What If... DC Comics decided to end Batman once Bill Finger, Jerry Robinson and Bob Kane had left?
Would we have gotten Batman: The Dark Knight Returns?
What If... Vertigo decided to not end Sandman with Neil Gaiman?
Would we have gotten something akin to Nancy Collins' Swamp Thing following Alan Moore's heralded run?
What If... DC Comics had continued Starman after James Robinson's departure?
Would his have have remained the "definitive" Starman run?
With writers John Rogers and Greg Rucka leaving the titles Blue Beetle and Checkmate, respectively, I'm left with this question:
"Is there really anything left for anyone else to say?"
Let me elaborate, new comic launches are a risky proposition nowadays. With the market being what it is, in order for a book to survive a new superhero launch has to be...
A. An extension of an already popular title or character i.e.
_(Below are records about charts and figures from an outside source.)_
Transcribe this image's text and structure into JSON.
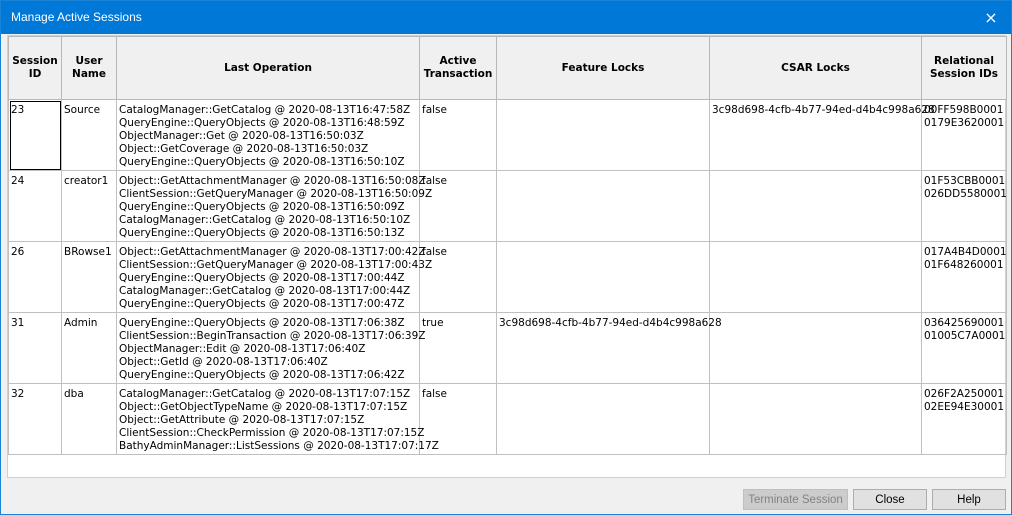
{
  "window": {
    "title": "Manage Active Sessions",
    "close_icon": "×"
  },
  "table": {
    "headers": {
      "session_id": "Session ID",
      "user_name": "User Name",
      "last_operation": "Last Operation",
      "active_transaction": "Active Transaction",
      "feature_locks": "Feature Locks",
      "csar_locks": "CSAR Locks",
      "relational_session_ids": "Relational Session IDs"
    },
    "rows": [
      {
        "session_id": "23",
        "user_name": "Source",
        "ops": [
          "CatalogManager::GetCatalog @ 2020-08-13T16:47:58Z",
          "QueryEngine::QueryObjects @ 2020-08-13T16:48:59Z",
          "ObjectManager::Get @ 2020-08-13T16:50:03Z",
          "Object::GetCoverage @ 2020-08-13T16:50:03Z",
          "QueryEngine::QueryObjects @ 2020-08-13T16:50:10Z"
        ],
        "active_transaction": "false",
        "feature_locks": "",
        "csar_locks": "3c98d698-4cfb-4b77-94ed-d4b4c998a628",
        "rel_ids": [
          "00FF598B0001",
          "0179E3620001"
        ]
      },
      {
        "session_id": "24",
        "user_name": "creator1",
        "ops": [
          "Object::GetAttachmentManager @ 2020-08-13T16:50:08Z",
          "ClientSession::GetQueryManager @ 2020-08-13T16:50:09Z",
          "QueryEngine::QueryObjects @ 2020-08-13T16:50:09Z",
          "CatalogManager::GetCatalog @ 2020-08-13T16:50:10Z",
          "QueryEngine::QueryObjects @ 2020-08-13T16:50:13Z"
        ],
        "active_transaction": "false",
        "feature_locks": "",
        "csar_locks": "",
        "rel_ids": [
          "01F53CBB0001",
          "026DD5580001"
        ]
      },
      {
        "session_id": "26",
        "user_name": "BRowse1",
        "ops": [
          "Object::GetAttachmentManager @ 2020-08-13T17:00:42Z",
          "ClientSession::GetQueryManager @ 2020-08-13T17:00:43Z",
          "QueryEngine::QueryObjects @ 2020-08-13T17:00:44Z",
          "CatalogManager::GetCatalog @ 2020-08-13T17:00:44Z",
          "QueryEngine::QueryObjects @ 2020-08-13T17:00:47Z"
        ],
        "active_transaction": "false",
        "feature_locks": "",
        "csar_locks": "",
        "rel_ids": [
          "017A4B4D0001",
          "01F648260001"
        ]
      },
      {
        "session_id": "31",
        "user_name": "Admin",
        "ops": [
          "QueryEngine::QueryObjects @ 2020-08-13T17:06:38Z",
          "ClientSession::BeginTransaction @ 2020-08-13T17:06:39Z",
          "ObjectManager::Edit @ 2020-08-13T17:06:40Z",
          "Object::GetId @ 2020-08-13T17:06:40Z",
          "QueryEngine::QueryObjects @ 2020-08-13T17:06:42Z"
        ],
        "active_transaction": "true",
        "feature_locks": "3c98d698-4cfb-4b77-94ed-d4b4c998a628",
        "csar_locks": "",
        "rel_ids": [
          "036425690001",
          "01005C7A0001"
        ]
      },
      {
        "session_id": "32",
        "user_name": "dba",
        "ops": [
          "CatalogManager::GetCatalog @ 2020-08-13T17:07:15Z",
          "Object::GetObjectTypeName @ 2020-08-13T17:07:15Z",
          "Object::GetAttribute @ 2020-08-13T17:07:15Z",
          "ClientSession::CheckPermission @ 2020-08-13T17:07:15Z",
          "BathyAdminManager::ListSessions @ 2020-08-13T17:07:17Z"
        ],
        "active_transaction": "false",
        "feature_locks": "",
        "csar_locks": "",
        "rel_ids": [
          "026F2A250001",
          "02EE94E30001"
        ]
      }
    ]
  },
  "buttons": {
    "terminate": "Terminate Session",
    "close": "Close",
    "help": "Help"
  },
  "colors": {
    "titlebar": "#0078d7"
  }
}
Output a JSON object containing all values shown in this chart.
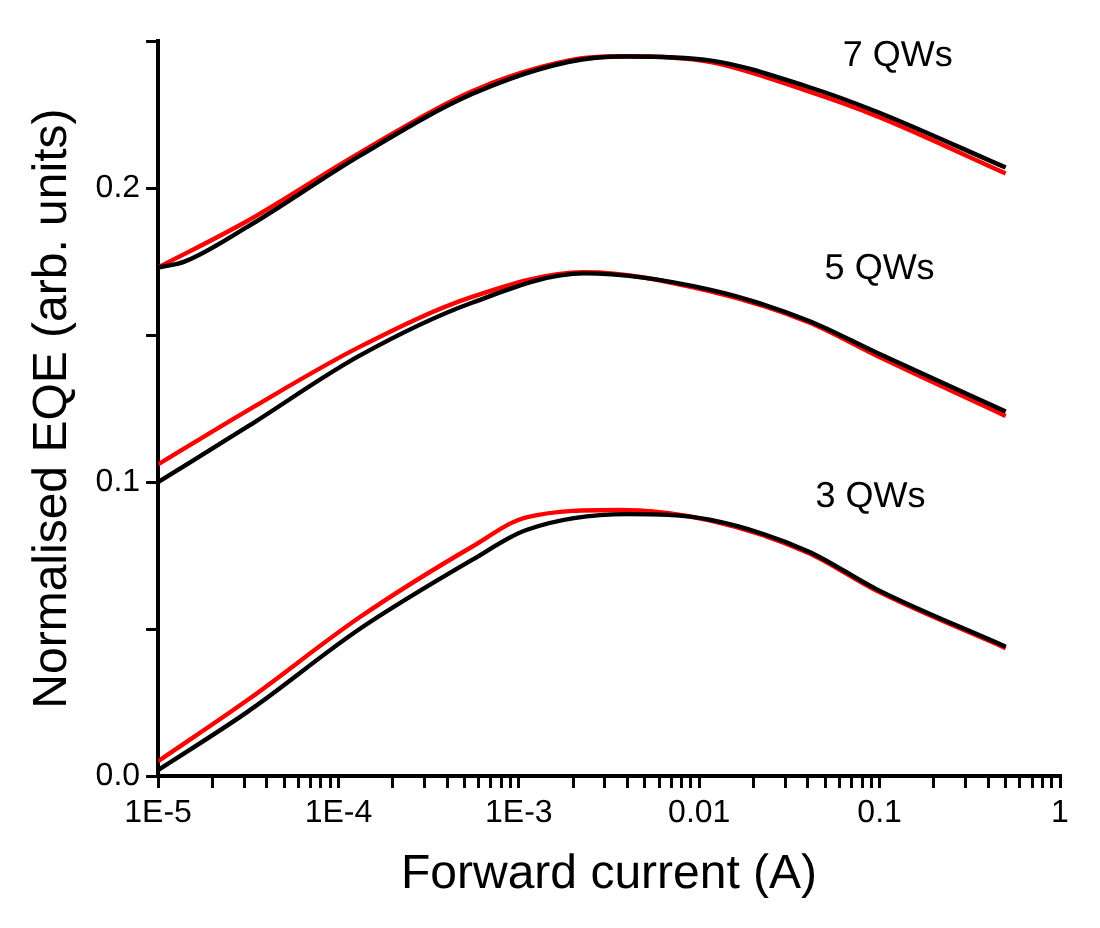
{
  "chart_data": {
    "type": "line",
    "xlabel": "Forward current (A)",
    "ylabel": "Normalised EQE (arb. units)",
    "log": "x",
    "grid": false,
    "legend": false,
    "marker": "none",
    "line_style": "solid",
    "xlim": [
      1e-05,
      1
    ],
    "ylim": [
      0,
      0.25
    ],
    "xticks": [
      {
        "value": 1e-05,
        "label": "1E-5"
      },
      {
        "value": 2e-05,
        "label": null
      },
      {
        "value": 3e-05,
        "label": null
      },
      {
        "value": 4e-05,
        "label": null
      },
      {
        "value": 5e-05,
        "label": null
      },
      {
        "value": 6e-05,
        "label": null
      },
      {
        "value": 7e-05,
        "label": null
      },
      {
        "value": 8e-05,
        "label": null
      },
      {
        "value": 9e-05,
        "label": null
      },
      {
        "value": 0.0001,
        "label": "1E-4"
      },
      {
        "value": 0.0002,
        "label": null
      },
      {
        "value": 0.0003,
        "label": null
      },
      {
        "value": 0.0004,
        "label": null
      },
      {
        "value": 0.0005,
        "label": null
      },
      {
        "value": 0.0006,
        "label": null
      },
      {
        "value": 0.0007,
        "label": null
      },
      {
        "value": 0.0008,
        "label": null
      },
      {
        "value": 0.0009,
        "label": null
      },
      {
        "value": 0.001,
        "label": "1E-3"
      },
      {
        "value": 0.002,
        "label": null
      },
      {
        "value": 0.003,
        "label": null
      },
      {
        "value": 0.004,
        "label": null
      },
      {
        "value": 0.005,
        "label": null
      },
      {
        "value": 0.006,
        "label": null
      },
      {
        "value": 0.007,
        "label": null
      },
      {
        "value": 0.008,
        "label": null
      },
      {
        "value": 0.009,
        "label": null
      },
      0.01,
      {
        "value": 0.02,
        "label": null
      },
      {
        "value": 0.03,
        "label": null
      },
      {
        "value": 0.04,
        "label": null
      },
      {
        "value": 0.05,
        "label": null
      },
      {
        "value": 0.06,
        "label": null
      },
      {
        "value": 0.07,
        "label": null
      },
      {
        "value": 0.08,
        "label": null
      },
      {
        "value": 0.09,
        "label": null
      },
      0.1,
      {
        "value": 0.2,
        "label": null
      },
      {
        "value": 0.3,
        "label": null
      },
      {
        "value": 0.4,
        "label": null
      },
      {
        "value": 0.5,
        "label": null
      },
      {
        "value": 0.6,
        "label": null
      },
      {
        "value": 0.7,
        "label": null
      },
      {
        "value": 0.8,
        "label": null
      },
      {
        "value": 0.9,
        "label": null
      },
      1
    ],
    "yticks": [
      {
        "value": 0,
        "label": "0.0"
      },
      {
        "value": 0.05,
        "label": null
      },
      0.1,
      {
        "value": 0.15,
        "label": null
      },
      0.2,
      {
        "value": 0.25,
        "label": null
      }
    ],
    "annotations": [
      "7 QWs",
      "5 QWs",
      "3 QWs"
    ],
    "series": [
      {
        "color": "#000000",
        "x": [
          1e-05,
          1.4e-05,
          3.16e-05,
          0.000131,
          0.00055,
          0.0019,
          0.0039,
          0.0114,
          0.04,
          0.0965,
          0.5
        ],
        "values": [
          0.173,
          0.175,
          0.187,
          0.211,
          0.232,
          0.243,
          0.2448,
          0.2435,
          0.2345,
          0.226,
          0.207
        ]
      },
      {
        "color": "#ff0000",
        "x": [
          1e-05,
          3.16e-05,
          0.000131,
          0.00055,
          0.0019,
          0.0039,
          0.0114,
          0.04,
          0.0965,
          0.5
        ],
        "values": [
          0.173,
          0.189,
          0.212,
          0.233,
          0.2435,
          0.2449,
          0.243,
          0.233,
          0.2245,
          0.205
        ]
      },
      {
        "color": "#000000",
        "x": [
          1e-05,
          3.16e-05,
          0.000131,
          0.00055,
          0.0023,
          0.0114,
          0.04,
          0.0965,
          0.5
        ],
        "values": [
          0.1,
          0.119,
          0.143,
          0.161,
          0.171,
          0.1655,
          0.155,
          0.144,
          0.124
        ]
      },
      {
        "color": "#ff0000",
        "x": [
          1e-05,
          3.16e-05,
          0.000131,
          0.00055,
          0.0023,
          0.0114,
          0.04,
          0.0965,
          0.5
        ],
        "values": [
          0.106,
          0.1245,
          0.146,
          0.163,
          0.1714,
          0.165,
          0.1545,
          0.143,
          0.1225
        ]
      },
      {
        "color": "#000000",
        "x": [
          1e-05,
          3.16e-05,
          0.000131,
          0.00055,
          0.0011,
          0.004,
          0.0114,
          0.04,
          0.0965,
          0.5
        ],
        "values": [
          0.002,
          0.022,
          0.05,
          0.0735,
          0.0837,
          0.0891,
          0.0872,
          0.0765,
          0.0635,
          0.044
        ]
      },
      {
        "color": "#ff0000",
        "x": [
          1e-05,
          3.16e-05,
          0.000131,
          0.00055,
          0.0011,
          0.0036,
          0.0114,
          0.04,
          0.0965,
          0.5
        ],
        "values": [
          0.005,
          0.026,
          0.054,
          0.078,
          0.088,
          0.0905,
          0.087,
          0.076,
          0.063,
          0.0435
        ]
      }
    ]
  }
}
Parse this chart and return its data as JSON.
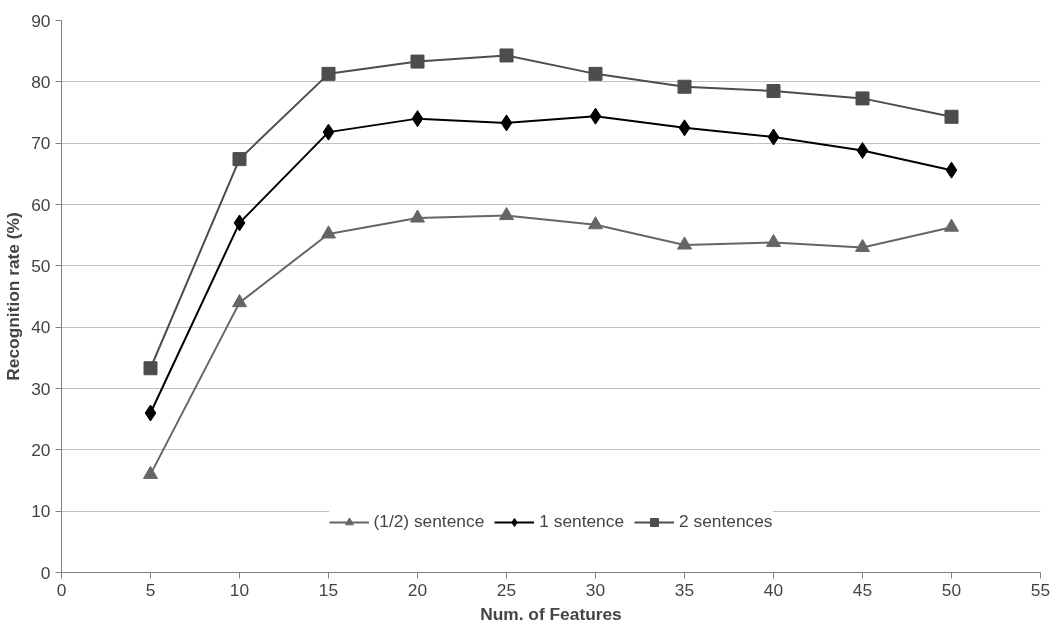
{
  "chart_data": {
    "type": "line",
    "xlabel": "Num. of Features",
    "ylabel": "Recognition rate (%)",
    "x": [
      5,
      10,
      15,
      20,
      25,
      30,
      35,
      40,
      45,
      50
    ],
    "series": [
      {
        "name": "(1/2) sentence",
        "color": "#666666",
        "marker": "triangle",
        "values": [
          16,
          44,
          55.2,
          57.8,
          58.2,
          56.7,
          53.4,
          53.8,
          53,
          56.3
        ]
      },
      {
        "name": "1 sentence",
        "color": "#000000",
        "marker": "diamond",
        "values": [
          26,
          57,
          71.8,
          74,
          73.3,
          74.4,
          72.5,
          71,
          68.8,
          65.6
        ]
      },
      {
        "name": "2 sentences",
        "color": "#4d4d4d",
        "marker": "square",
        "values": [
          33.3,
          67.4,
          81.3,
          83.3,
          84.3,
          81.3,
          79.2,
          78.5,
          77.3,
          74.3
        ]
      }
    ],
    "xlim": [
      0,
      55
    ],
    "ylim": [
      0,
      90
    ],
    "xticks": [
      0,
      5,
      10,
      15,
      20,
      25,
      30,
      35,
      40,
      45,
      50,
      55
    ],
    "yticks": [
      0,
      10,
      20,
      30,
      40,
      50,
      60,
      70,
      80,
      90
    ],
    "grid": "y",
    "legend": "bottom",
    "line_style": "solid"
  }
}
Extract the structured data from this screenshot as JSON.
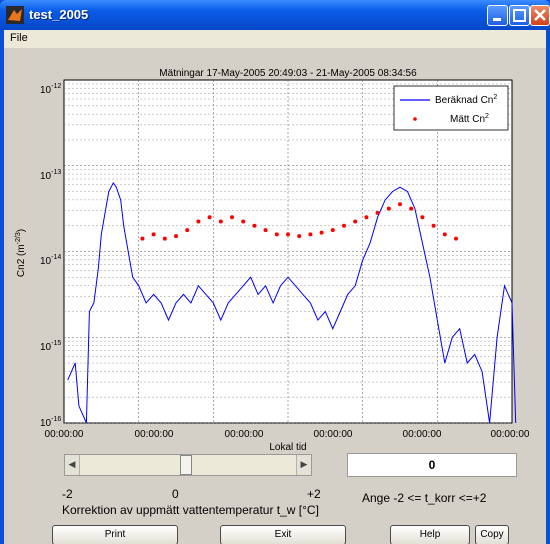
{
  "window": {
    "title": "test_2005"
  },
  "menu": {
    "file": "File"
  },
  "plot": {
    "title": "Mätningar 17-May-2005 20:49:03  -  21-May-2005 08:34:56",
    "xlabel": "Lokal tid",
    "ylabel": "Cn2 (m^-2/3)",
    "yticks": [
      "10^-12",
      "10^-13",
      "10^-14",
      "10^-15",
      "10^-16"
    ],
    "xticks": [
      "00:00:00",
      "00:00:00",
      "00:00:00",
      "00:00:00",
      "00:00:00",
      "00:00:00"
    ],
    "legend": {
      "calc": "Beräknad Cn^2",
      "meas": "Mätt Cn^2"
    },
    "colors": {
      "calc": "#0000ff",
      "meas": "#ff0000"
    }
  },
  "chart_data": {
    "type": "line",
    "title": "Mätningar 17-May-2005 20:49:03  -  21-May-2005 08:34:56",
    "xlabel": "Lokal tid",
    "ylabel": "Cn2 (m^-2/3)",
    "y_scale": "log",
    "ylim": [
      1e-16,
      1e-12
    ],
    "grid": true,
    "legend_position": "top-right",
    "series": [
      {
        "name": "Beräknad Cn^2",
        "style": "line",
        "points": [
          [
            0.05,
            -15.5
          ],
          [
            0.15,
            -15.3
          ],
          [
            0.2,
            -15.8
          ],
          [
            0.3,
            -16.0
          ],
          [
            0.34,
            -14.7
          ],
          [
            0.4,
            -14.6
          ],
          [
            0.46,
            -14.2
          ],
          [
            0.5,
            -13.8
          ],
          [
            0.56,
            -13.5
          ],
          [
            0.6,
            -13.3
          ],
          [
            0.66,
            -13.2
          ],
          [
            0.7,
            -13.25
          ],
          [
            0.76,
            -13.4
          ],
          [
            0.8,
            -13.7
          ],
          [
            0.86,
            -14.0
          ],
          [
            0.92,
            -14.3
          ],
          [
            1.0,
            -14.4
          ],
          [
            1.1,
            -14.6
          ],
          [
            1.2,
            -14.5
          ],
          [
            1.3,
            -14.6
          ],
          [
            1.4,
            -14.8
          ],
          [
            1.5,
            -14.6
          ],
          [
            1.6,
            -14.5
          ],
          [
            1.7,
            -14.6
          ],
          [
            1.8,
            -14.4
          ],
          [
            1.9,
            -14.5
          ],
          [
            2.0,
            -14.6
          ],
          [
            2.1,
            -14.8
          ],
          [
            2.2,
            -14.6
          ],
          [
            2.3,
            -14.5
          ],
          [
            2.4,
            -14.4
          ],
          [
            2.5,
            -14.3
          ],
          [
            2.6,
            -14.5
          ],
          [
            2.7,
            -14.4
          ],
          [
            2.8,
            -14.6
          ],
          [
            2.9,
            -14.4
          ],
          [
            3.0,
            -14.3
          ],
          [
            3.1,
            -14.4
          ],
          [
            3.2,
            -14.5
          ],
          [
            3.3,
            -14.6
          ],
          [
            3.4,
            -14.8
          ],
          [
            3.5,
            -14.7
          ],
          [
            3.6,
            -14.9
          ],
          [
            3.7,
            -14.7
          ],
          [
            3.8,
            -14.5
          ],
          [
            3.9,
            -14.4
          ],
          [
            4.0,
            -14.1
          ],
          [
            4.1,
            -13.9
          ],
          [
            4.2,
            -13.6
          ],
          [
            4.3,
            -13.4
          ],
          [
            4.4,
            -13.3
          ],
          [
            4.5,
            -13.25
          ],
          [
            4.6,
            -13.3
          ],
          [
            4.7,
            -13.5
          ],
          [
            4.8,
            -13.9
          ],
          [
            4.9,
            -14.3
          ],
          [
            5.0,
            -14.8
          ],
          [
            5.1,
            -15.3
          ],
          [
            5.2,
            -15.0
          ],
          [
            5.3,
            -14.9
          ],
          [
            5.4,
            -15.3
          ],
          [
            5.5,
            -15.2
          ],
          [
            5.6,
            -15.4
          ],
          [
            5.7,
            -16.0
          ],
          [
            5.8,
            -15.0
          ],
          [
            5.9,
            -14.4
          ],
          [
            6.0,
            -14.6
          ],
          [
            6.05,
            -16.0
          ]
        ]
      },
      {
        "name": "Mätt Cn^2",
        "style": "dots",
        "points": [
          [
            1.05,
            -13.85
          ],
          [
            1.2,
            -13.8
          ],
          [
            1.35,
            -13.85
          ],
          [
            1.5,
            -13.82
          ],
          [
            1.65,
            -13.75
          ],
          [
            1.8,
            -13.65
          ],
          [
            1.95,
            -13.6
          ],
          [
            2.1,
            -13.65
          ],
          [
            2.25,
            -13.6
          ],
          [
            2.4,
            -13.65
          ],
          [
            2.55,
            -13.7
          ],
          [
            2.7,
            -13.75
          ],
          [
            2.85,
            -13.8
          ],
          [
            3.0,
            -13.8
          ],
          [
            3.15,
            -13.82
          ],
          [
            3.3,
            -13.8
          ],
          [
            3.45,
            -13.78
          ],
          [
            3.6,
            -13.75
          ],
          [
            3.75,
            -13.7
          ],
          [
            3.9,
            -13.65
          ],
          [
            4.05,
            -13.6
          ],
          [
            4.2,
            -13.55
          ],
          [
            4.35,
            -13.5
          ],
          [
            4.5,
            -13.45
          ],
          [
            4.65,
            -13.5
          ],
          [
            4.8,
            -13.6
          ],
          [
            4.95,
            -13.7
          ],
          [
            5.1,
            -13.8
          ],
          [
            5.25,
            -13.85
          ]
        ]
      }
    ]
  },
  "slider": {
    "min_label": "-2",
    "mid_label": "0",
    "max_label": "+2",
    "value": 0.5
  },
  "value_box": {
    "value": "0"
  },
  "range_label": "Ange -2 <= t_korr <=+2",
  "caption": "Korrektion av uppmätt vattentemperatur t_w  [°C]",
  "buttons": {
    "print": "Print",
    "exit": "Exit",
    "help": "Help",
    "copy": "Copy"
  }
}
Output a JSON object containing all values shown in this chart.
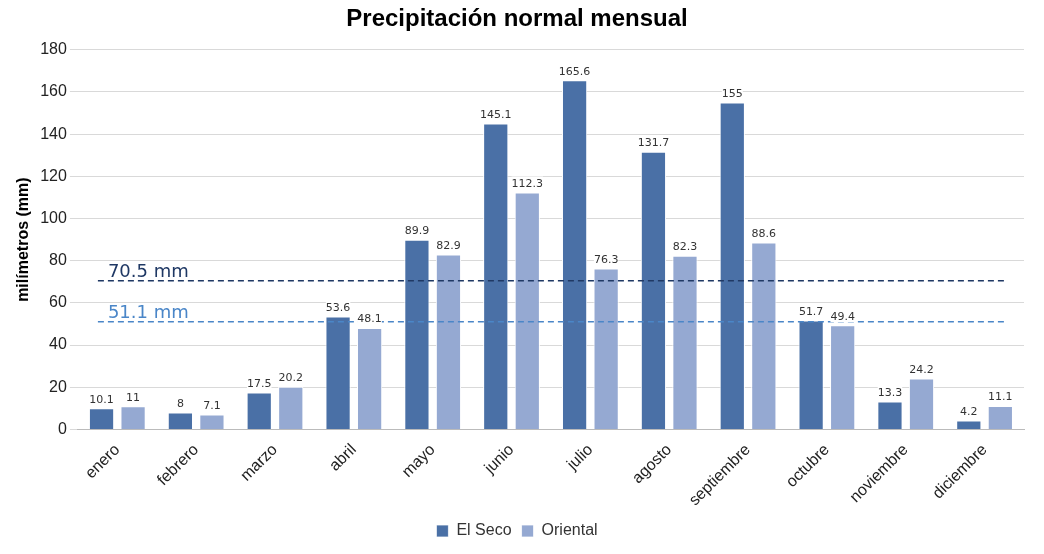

Supergirl or a Robin.
B. "From the pages of..." a popular event such as what DC did to launch Blue Beetle after Infinite Crisis.
C. A very specific vision on the creator's part.
Books such as Sandman, Starman and John Ostrander's Spectre were considered to have fallen into the category of "C" and allowed the rare liberty to end as the writer saw fit. These runs have gone on to be heralded as classics of our storytelling medium. Whereas, comics such as Swamp Thing were allowed to go on, eventually petering out under the weight of the respective legacies their "definitive" writers left behind.
The above mentioned were uniquely creator-driven comics.
Comics such as Blue Beetle, Checkmate & Matt Fraction's Immortal Iron Fist, to me, fall into the C category, as well.
Blue Beetle and The Immortal Iron Fist are two of the quirkiest comics to have hit the stands in years and in much the way I just cannot imagine anyone other than Keith Giffen writing Ambush Bug, I just can't see anyone bringing as unique an energy to these two characters. It was because of this particular energy that we came and maybe stayed in the first place. Without that particular vision to guide it gone, will these titles be able to sustain themselves independent of their roots?
That said, the next few months will find me at the crossroads.
On one front, I'll most likely stick around for Matt Sturges' Blue Beetle run. I adore the character and Sturges seems to love it as much as anyone. Sturges is great on Jack of Fables and I really enjoyed his first issue of House of Mystery. Here's the "but."
He's not Grant Morrison. Who is? Only someone with the stature of a Geoff Johns or a Morrison can sustain a low-selling title such as Blue Beetle. He shows up, readers show up. Sturges, while an excellent writer, can't sustain a title, not just yet any ways.
Checkmate had Rucka's handprints all over it: a love for all things procedural, an adoration of the interconnectivity of the DC Universe and pacing that unfolded as the story saw fit. Checkmate was heaven for a Rucka/DC fan. Next month finds this title written by Bruce Jones, a man known, in my circles, as "an excellent jumping-off point." Nothing against the man but everything I've read by him lately has left me cold. After reading Nightwing for nearly a decade, his run was what made me finally drop the book. I hate to say it like this but I believe they should have canceled Checkmate outright rather than let it come to the end I see for it, imminent cancellation.
The Immortal Iron Fist? I just don't love the character that much. Matt Fraction on the hand...
Characters like Superman and Batman can sustain themselves due to their iconography and the fact that once popular they, by necessity, had to become a collaborative effort. Nowadays, with every comic rapidly being swept up in "events" it's truly refreshing to see comics such as a Blue Beetle or an Immortal Iron Fist, comics that aren't necessarily directly tied into an editorially, bottom-line driven agenda. Essentially, these comics were allowed the space to grow and tell their stories, essentially becoming comics with a vision.
These are the comics that I love to read.
So, my question is two-fold:
"Will you still read a comic once a certain creator leaves?" and...
"Should more titles become "retired" once a creator's told the story they set out to tell?"